Allah Swt berfirman, “Hanya milik Allah asmaa-ul husna, Maka bermohonlah kepada-Nya dengan menyebut asmaa-ul husna itu dan tinggalkanlah orang-orang yang menyimpang dari kebenaran dalam (menyebut) nama-nama-Nya. Nanti mereka akan mendapat balasan terhadap apa yang telah mereka kerjakan”. (Q.S. al-A'raf: 180)

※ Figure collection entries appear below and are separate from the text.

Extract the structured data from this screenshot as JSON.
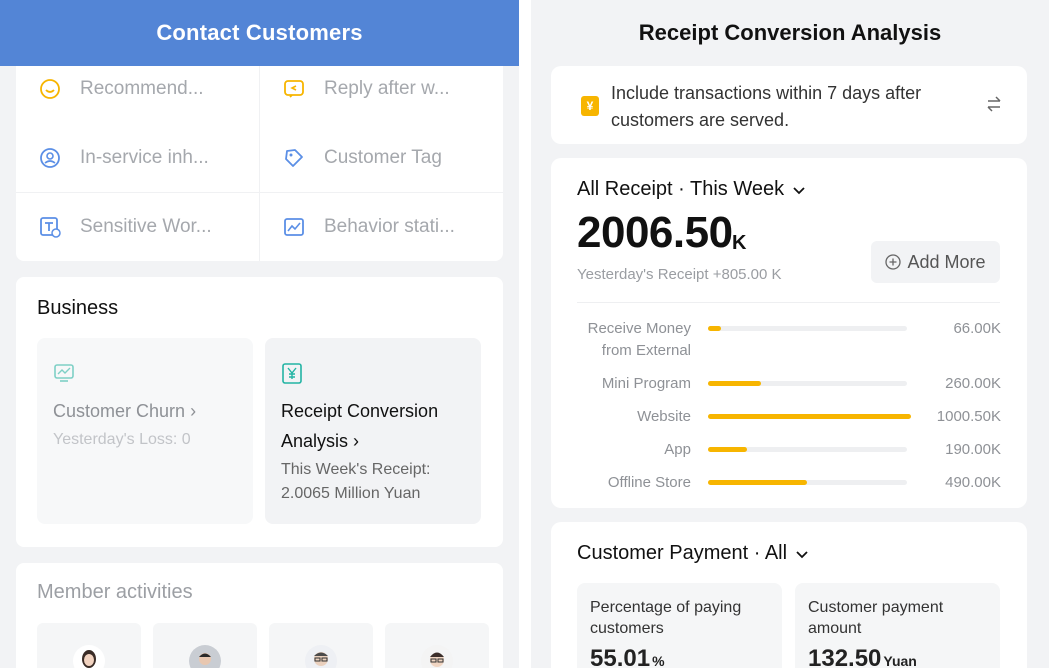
{
  "left": {
    "header_title": "Contact Customers",
    "tools": [
      {
        "label": "Recommend...",
        "icon": "smile-chat-icon",
        "color": "#f7b500"
      },
      {
        "label": "Reply after w...",
        "icon": "reply-chat-icon",
        "color": "#f7b500"
      },
      {
        "label": "In-service inh...",
        "icon": "user-transfer-icon",
        "color": "#5b8fe6"
      },
      {
        "label": "Customer Tag",
        "icon": "tag-icon",
        "color": "#5b8fe6"
      },
      {
        "label": "Sensitive Wor...",
        "icon": "text-check-icon",
        "color": "#5b8fe6"
      },
      {
        "label": "Behavior stati...",
        "icon": "chart-icon",
        "color": "#5b8fe6"
      }
    ],
    "business": {
      "title": "Business",
      "churn": {
        "name": "Customer Churn",
        "sub": "Yesterday's Loss: 0"
      },
      "receipt": {
        "name_line1": "Receipt Conversion",
        "name_line2": "Analysis",
        "sub_line1": "This Week's Receipt:",
        "sub_line2": "2.0065 Million Yuan"
      }
    },
    "members": {
      "title": "Member activities"
    }
  },
  "right": {
    "header_title": "Receipt Conversion Analysis",
    "notice": "Include transactions within 7 days after customers are served.",
    "receipt": {
      "title": "All Receipt · This Week",
      "value": "2006.50",
      "unit": "K",
      "yesterday": "Yesterday's Receipt +805.00 K",
      "add_more": "Add More"
    },
    "payment": {
      "title": "Customer Payment · All",
      "tiles": [
        {
          "label": "Percentage of paying customers",
          "value": "55.01",
          "unit": "%"
        },
        {
          "label": "Customer payment amount",
          "value": "132.50",
          "unit": "Yuan"
        }
      ]
    }
  },
  "chart_data": {
    "type": "bar",
    "orientation": "horizontal",
    "categories": [
      "Receive Money from External",
      "Mini Program",
      "Website",
      "App",
      "Offline Store"
    ],
    "values": [
      66.0,
      260.0,
      1000.5,
      190.0,
      490.0
    ],
    "value_labels": [
      "66.00K",
      "260.00K",
      "1000.50K",
      "190.00K",
      "490.00K"
    ],
    "xlim": [
      0,
      1000.5
    ],
    "bar_color": "#f7b500",
    "track_color": "#eeeff1"
  }
}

2.    Tawasul melalui amal soleh

Allah Swt. dalam al-Qur'an berfirman: “Dan (ingat- lah), ketika Ibrahim meninggikan (membina) dasar-dasar Baitullah bersama Ismail (seraya berdo'a): “Ya Tuhan kami terimalah daripada kami (amalan kami), Sesungguhnya Engkaulah yang Maha mendengar lagi Maha Mengetahui. Ya Tuhan kami, jadikanlah kami berdua orang yang tunduk patuh kepada Engkau dan (jadikanlah) diantara anak cucu kami umat yang tunduk patuh kepada Engkau dan tunjukkanlah kepada kami cara-cara dan tempat-tempat ibadat haji kami, dan terimalah Taubat kami. Sesungguhnya Engkaulah yang Maha Penerima Taubat lagi Maha Penyayang”.  (Q.S. al-Baqarah: 127-128)
Ayat di atas menjelaskan bagaimana hubungan antara Amal Sholeh (pembangunan Ka'bah) dengan keinginan atau permohonan Ibrahim al-Khalil agar Allah Swt. menjadikan dirinya, anak-cucunya sebagai muslim sejati dan agar Allah menerima taubatnya.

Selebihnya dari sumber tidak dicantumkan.